The tyrosine-specific protein kinase activity of pp60c-src molecules obtained from RIPA buffer lysates of human colon tumor-derived cell lines is elevated over that found in lysates from normal human colon mucosa cells. The elevation of pp60c-src kinase activity in the lysates of the cultured colon tumor cells does not appear to be the result of pp60c-src overexpression suggesting that the specific activity of the pp60c-src phosphotransferase may be enhanced. Cell-free translation of c-src mRNA from colon tumor cells and normal colon mucosa cells yielded pp60c-src molecules with similar levels of in vitro protein kinase activity suggesting that pp60c-src kinase activity in these cells may be regulated differently at a post-translational level.

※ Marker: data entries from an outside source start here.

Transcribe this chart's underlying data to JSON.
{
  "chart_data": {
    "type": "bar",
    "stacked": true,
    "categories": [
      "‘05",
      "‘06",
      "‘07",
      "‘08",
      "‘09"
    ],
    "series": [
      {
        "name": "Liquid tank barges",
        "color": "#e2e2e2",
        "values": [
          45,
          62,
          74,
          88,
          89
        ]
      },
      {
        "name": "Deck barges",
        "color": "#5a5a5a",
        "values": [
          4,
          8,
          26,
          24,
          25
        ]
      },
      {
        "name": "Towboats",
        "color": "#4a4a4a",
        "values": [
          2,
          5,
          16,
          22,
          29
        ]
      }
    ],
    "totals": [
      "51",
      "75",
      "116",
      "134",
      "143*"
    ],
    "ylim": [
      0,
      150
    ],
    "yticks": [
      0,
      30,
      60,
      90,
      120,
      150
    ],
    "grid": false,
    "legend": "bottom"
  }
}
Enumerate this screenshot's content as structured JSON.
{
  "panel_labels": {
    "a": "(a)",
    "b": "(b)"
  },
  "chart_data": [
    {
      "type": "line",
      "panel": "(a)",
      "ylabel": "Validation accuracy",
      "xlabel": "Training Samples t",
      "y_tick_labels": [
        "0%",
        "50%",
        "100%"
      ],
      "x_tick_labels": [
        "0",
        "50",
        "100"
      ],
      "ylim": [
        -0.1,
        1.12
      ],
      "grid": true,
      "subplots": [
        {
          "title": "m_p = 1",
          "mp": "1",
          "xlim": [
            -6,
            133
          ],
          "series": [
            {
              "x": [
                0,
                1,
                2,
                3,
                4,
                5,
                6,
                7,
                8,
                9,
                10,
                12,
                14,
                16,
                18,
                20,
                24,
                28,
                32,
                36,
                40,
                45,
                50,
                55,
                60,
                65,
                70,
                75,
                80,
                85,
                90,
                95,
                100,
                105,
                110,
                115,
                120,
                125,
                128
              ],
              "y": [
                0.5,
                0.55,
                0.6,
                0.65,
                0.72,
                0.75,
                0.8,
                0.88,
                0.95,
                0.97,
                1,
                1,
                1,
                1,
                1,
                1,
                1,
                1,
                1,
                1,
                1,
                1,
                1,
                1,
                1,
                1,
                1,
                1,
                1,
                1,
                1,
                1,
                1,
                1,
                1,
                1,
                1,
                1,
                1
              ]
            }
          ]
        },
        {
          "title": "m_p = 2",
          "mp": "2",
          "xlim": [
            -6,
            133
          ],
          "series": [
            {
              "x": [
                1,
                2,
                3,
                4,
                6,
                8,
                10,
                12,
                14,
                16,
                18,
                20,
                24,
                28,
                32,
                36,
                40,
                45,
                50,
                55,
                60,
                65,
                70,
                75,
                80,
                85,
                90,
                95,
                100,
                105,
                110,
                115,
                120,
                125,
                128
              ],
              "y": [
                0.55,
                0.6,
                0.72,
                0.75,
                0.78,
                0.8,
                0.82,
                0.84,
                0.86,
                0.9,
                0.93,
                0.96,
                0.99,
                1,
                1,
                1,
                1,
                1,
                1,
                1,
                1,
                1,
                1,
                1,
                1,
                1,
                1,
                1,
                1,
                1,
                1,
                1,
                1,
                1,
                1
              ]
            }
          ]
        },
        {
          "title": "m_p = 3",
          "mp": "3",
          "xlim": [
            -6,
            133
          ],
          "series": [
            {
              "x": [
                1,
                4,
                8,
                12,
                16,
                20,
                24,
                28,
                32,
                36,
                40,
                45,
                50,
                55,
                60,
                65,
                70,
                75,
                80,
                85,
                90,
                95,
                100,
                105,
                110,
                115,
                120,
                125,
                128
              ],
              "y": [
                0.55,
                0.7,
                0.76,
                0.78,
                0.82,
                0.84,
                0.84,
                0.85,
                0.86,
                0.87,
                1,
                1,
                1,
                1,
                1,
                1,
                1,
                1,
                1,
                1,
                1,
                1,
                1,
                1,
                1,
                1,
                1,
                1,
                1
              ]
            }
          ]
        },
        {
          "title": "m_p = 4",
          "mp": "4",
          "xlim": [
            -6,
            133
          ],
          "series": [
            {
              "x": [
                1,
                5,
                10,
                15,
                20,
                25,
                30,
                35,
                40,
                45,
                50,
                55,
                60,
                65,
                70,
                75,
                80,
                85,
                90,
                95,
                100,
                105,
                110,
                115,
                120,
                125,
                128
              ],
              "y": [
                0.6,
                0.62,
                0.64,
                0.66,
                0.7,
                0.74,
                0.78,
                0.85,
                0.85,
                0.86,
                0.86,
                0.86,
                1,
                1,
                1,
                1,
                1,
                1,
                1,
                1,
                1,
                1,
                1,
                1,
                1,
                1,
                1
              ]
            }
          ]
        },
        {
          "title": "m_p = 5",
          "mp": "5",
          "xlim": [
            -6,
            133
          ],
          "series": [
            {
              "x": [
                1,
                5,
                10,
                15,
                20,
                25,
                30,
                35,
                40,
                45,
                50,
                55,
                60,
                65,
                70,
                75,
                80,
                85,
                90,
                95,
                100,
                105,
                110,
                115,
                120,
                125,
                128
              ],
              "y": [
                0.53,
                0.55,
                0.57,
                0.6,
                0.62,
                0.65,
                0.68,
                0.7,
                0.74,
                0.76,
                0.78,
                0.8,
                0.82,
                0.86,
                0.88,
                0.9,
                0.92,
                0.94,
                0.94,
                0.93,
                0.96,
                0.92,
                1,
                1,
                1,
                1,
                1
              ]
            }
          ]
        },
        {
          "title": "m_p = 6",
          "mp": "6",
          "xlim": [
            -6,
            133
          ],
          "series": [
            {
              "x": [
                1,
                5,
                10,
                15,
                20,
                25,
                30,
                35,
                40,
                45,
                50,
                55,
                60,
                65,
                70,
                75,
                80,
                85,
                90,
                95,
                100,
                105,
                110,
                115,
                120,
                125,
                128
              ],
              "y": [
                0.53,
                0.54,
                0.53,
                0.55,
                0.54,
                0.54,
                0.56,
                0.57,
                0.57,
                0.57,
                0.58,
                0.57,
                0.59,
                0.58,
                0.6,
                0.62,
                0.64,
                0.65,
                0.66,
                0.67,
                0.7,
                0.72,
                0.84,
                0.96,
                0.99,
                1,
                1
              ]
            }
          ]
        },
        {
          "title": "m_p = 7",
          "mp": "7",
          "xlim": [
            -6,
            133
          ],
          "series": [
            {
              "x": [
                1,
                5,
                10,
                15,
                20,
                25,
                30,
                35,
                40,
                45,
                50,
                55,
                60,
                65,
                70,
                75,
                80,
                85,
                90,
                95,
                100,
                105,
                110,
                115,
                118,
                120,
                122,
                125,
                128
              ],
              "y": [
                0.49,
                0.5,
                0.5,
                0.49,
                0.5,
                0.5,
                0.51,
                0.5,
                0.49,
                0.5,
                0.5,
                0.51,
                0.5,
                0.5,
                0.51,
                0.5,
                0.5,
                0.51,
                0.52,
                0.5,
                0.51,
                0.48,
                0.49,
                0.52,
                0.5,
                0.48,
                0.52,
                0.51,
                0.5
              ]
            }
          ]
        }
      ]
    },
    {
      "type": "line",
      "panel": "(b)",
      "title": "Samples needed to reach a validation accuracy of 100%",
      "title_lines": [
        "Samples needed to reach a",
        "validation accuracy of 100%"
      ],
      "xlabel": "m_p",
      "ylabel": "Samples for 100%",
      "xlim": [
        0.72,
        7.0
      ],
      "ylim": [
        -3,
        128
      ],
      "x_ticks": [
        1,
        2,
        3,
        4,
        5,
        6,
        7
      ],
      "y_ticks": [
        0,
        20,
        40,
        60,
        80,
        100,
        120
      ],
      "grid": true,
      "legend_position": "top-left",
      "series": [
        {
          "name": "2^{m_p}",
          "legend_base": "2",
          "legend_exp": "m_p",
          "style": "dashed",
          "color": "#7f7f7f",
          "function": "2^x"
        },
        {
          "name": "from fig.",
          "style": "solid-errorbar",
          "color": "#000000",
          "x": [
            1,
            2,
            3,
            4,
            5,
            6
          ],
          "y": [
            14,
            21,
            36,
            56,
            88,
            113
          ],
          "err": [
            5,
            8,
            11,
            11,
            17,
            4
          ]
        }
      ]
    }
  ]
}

Analysis of pp60c-src molecules from normal colon and colon carcinoma cells revealed that they possessed indistinguishable sites and quantities of phosphorylated serine and tyrosine residues and were not detectably complexed with other cellular proteins. The activation of pp60c-src kinase activity in the colon tumor cells is associated with an apparent increase in the turnover rate of tyrosine-phosphates within the carboxyl terminal portion of the pp60c-src molecules from these tumor derived cell lines.